| La lettre du GERPISA | no 114 (juin 1997) |
Éditorial - Michel Freyssenet
C'est Toyota, le constructeur automobile que l'on attendait le moins en ce domaine, qui en 1990 a utilisé cette formule de variable stratégique, pour signifier qu'il devait modifier son système afin de prendre en compte le nouveau rapport de force. La crise de recrutement et le refus du personnel, et notamment des contremaîtres, de faire plus d'heures supplémentaires pour répondre au boom de la demande automobile au Japon de 1987 à 1990, ont contraint en effet Toyota à changer deux piliers essentiels de son système : le système de salaire et d'horaire et l'organisation de ses chaînes de montage. La récession des années 93-95 n'a pas modifié cette orientation, montrant ainsi que le modèle toyotiste avait atteint au Japon ses limites d'acceptabilité sociale.

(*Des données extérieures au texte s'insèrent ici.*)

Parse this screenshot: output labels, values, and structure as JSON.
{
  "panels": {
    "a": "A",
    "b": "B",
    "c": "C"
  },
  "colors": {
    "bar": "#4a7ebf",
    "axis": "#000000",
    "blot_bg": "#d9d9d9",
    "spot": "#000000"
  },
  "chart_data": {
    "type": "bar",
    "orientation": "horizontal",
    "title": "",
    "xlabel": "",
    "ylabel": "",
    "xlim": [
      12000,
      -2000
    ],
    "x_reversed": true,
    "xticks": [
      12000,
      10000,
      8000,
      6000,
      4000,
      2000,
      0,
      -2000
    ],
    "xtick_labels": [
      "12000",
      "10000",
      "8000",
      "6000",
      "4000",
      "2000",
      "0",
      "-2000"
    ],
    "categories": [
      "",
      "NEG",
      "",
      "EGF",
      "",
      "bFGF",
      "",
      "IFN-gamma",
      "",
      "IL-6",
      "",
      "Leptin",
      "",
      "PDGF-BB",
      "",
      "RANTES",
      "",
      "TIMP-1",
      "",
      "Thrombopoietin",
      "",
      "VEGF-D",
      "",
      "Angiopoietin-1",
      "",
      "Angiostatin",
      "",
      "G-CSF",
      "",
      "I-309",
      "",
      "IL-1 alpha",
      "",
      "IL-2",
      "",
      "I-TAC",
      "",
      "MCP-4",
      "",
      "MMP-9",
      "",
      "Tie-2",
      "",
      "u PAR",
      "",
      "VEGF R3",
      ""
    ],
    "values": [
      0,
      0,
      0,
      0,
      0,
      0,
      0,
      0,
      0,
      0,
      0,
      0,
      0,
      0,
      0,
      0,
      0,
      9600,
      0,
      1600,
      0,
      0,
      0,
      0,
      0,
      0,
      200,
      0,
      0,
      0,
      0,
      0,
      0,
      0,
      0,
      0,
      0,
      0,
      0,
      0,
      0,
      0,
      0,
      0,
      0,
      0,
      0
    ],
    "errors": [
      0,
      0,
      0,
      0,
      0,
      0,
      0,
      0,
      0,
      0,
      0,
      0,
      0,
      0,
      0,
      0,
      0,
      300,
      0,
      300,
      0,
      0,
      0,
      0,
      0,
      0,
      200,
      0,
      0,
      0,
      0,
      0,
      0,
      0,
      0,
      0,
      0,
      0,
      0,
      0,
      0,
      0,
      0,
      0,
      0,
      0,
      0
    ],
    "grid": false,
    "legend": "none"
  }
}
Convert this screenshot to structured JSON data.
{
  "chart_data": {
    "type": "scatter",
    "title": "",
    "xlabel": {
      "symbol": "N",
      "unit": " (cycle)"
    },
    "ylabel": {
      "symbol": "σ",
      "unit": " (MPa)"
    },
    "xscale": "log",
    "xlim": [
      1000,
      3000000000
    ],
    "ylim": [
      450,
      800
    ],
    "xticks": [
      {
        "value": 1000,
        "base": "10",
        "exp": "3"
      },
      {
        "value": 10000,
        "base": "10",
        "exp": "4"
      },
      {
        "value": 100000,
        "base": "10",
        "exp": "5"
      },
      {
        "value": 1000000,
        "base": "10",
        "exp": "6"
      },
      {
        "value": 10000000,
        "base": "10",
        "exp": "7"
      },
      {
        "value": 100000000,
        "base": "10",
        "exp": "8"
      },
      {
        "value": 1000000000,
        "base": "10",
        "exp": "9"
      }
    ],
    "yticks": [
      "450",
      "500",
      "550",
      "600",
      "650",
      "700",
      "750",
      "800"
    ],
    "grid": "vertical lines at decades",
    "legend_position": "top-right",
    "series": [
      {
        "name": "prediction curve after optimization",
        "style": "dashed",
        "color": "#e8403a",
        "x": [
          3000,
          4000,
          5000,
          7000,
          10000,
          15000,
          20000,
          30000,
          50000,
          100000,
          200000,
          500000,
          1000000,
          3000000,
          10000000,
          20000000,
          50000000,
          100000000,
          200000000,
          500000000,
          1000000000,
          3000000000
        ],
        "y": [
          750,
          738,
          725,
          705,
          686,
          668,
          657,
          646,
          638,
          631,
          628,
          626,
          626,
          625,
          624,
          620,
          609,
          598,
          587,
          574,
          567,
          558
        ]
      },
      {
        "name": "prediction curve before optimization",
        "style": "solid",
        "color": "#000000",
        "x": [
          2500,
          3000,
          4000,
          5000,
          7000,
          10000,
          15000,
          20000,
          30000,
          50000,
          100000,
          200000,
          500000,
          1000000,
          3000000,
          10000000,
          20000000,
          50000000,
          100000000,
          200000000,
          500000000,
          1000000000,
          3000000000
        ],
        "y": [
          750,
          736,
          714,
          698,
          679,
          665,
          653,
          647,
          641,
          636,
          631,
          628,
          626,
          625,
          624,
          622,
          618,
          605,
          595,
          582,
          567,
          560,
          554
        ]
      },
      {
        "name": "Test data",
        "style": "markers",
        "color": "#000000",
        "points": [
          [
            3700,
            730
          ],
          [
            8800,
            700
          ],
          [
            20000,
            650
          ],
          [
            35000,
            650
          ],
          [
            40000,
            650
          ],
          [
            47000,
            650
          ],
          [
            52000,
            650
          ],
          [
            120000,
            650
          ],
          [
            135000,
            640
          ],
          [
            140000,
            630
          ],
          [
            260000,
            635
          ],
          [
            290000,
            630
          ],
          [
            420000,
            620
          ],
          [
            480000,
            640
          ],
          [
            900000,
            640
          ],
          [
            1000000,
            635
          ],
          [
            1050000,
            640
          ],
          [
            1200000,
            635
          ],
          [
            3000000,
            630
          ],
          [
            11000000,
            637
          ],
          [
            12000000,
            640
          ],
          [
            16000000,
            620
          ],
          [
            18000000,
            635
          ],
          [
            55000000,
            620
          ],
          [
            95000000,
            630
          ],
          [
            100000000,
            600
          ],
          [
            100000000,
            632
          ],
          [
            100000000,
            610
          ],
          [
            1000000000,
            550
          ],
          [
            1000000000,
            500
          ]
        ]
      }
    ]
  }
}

En Allemagne, le syndicat IG Metall a su faire valoir la réduction du temps de travail (la semaine de 4 jours) avec faible diminution du salaire, comme solution viable pour préserver l'emploi de 1993 à 1996. La reprise de la demande et surtout des ventes de Volkswagen l'amènent à réembaucher, sans revenir pour l'instant sur la semaine de 4 jours. En France, les salariés de Renault et de PSA ont manifesté à plusieurs reprises leur insatisfaction de ne pas recevoir en terme de salaire et d'emploi leur part des efforts faits pour redresser financièrement leur entreprise. Si ces conflits n'ont pas conduit à des changements substantiels, ils témoignent au moins que le personnel de ces firmes considère qu'un compromis salarial acceptable n'a toujours pas été élaboré. Les retraites anticipées ne sont visiblement pas perçues comme la contrepartie à sa participation à la réduction des coûts. L'annonce de la fermeture de l'usine Renault de Vilvorde en Belgique a provoqué la prise de conscience que l'heure était venue pour les syndicalistes des pays européens de se concerter au niveau des firmes et de coordonner leurs revendications et actions. On lira à la rubrique Questions de recherche les questions soulevées par l'exposé de Udo Rehfeldt sur les Comités de Groupe européens à la dernière journée de travail du GERPISA en France. Une récente conférence à Turin des syndicalistes CGIL de la Fiat a fait apparaître leur intention de s'organiser au niveau international et de se préparer à d'éventuelles fermetures de sites en Italie.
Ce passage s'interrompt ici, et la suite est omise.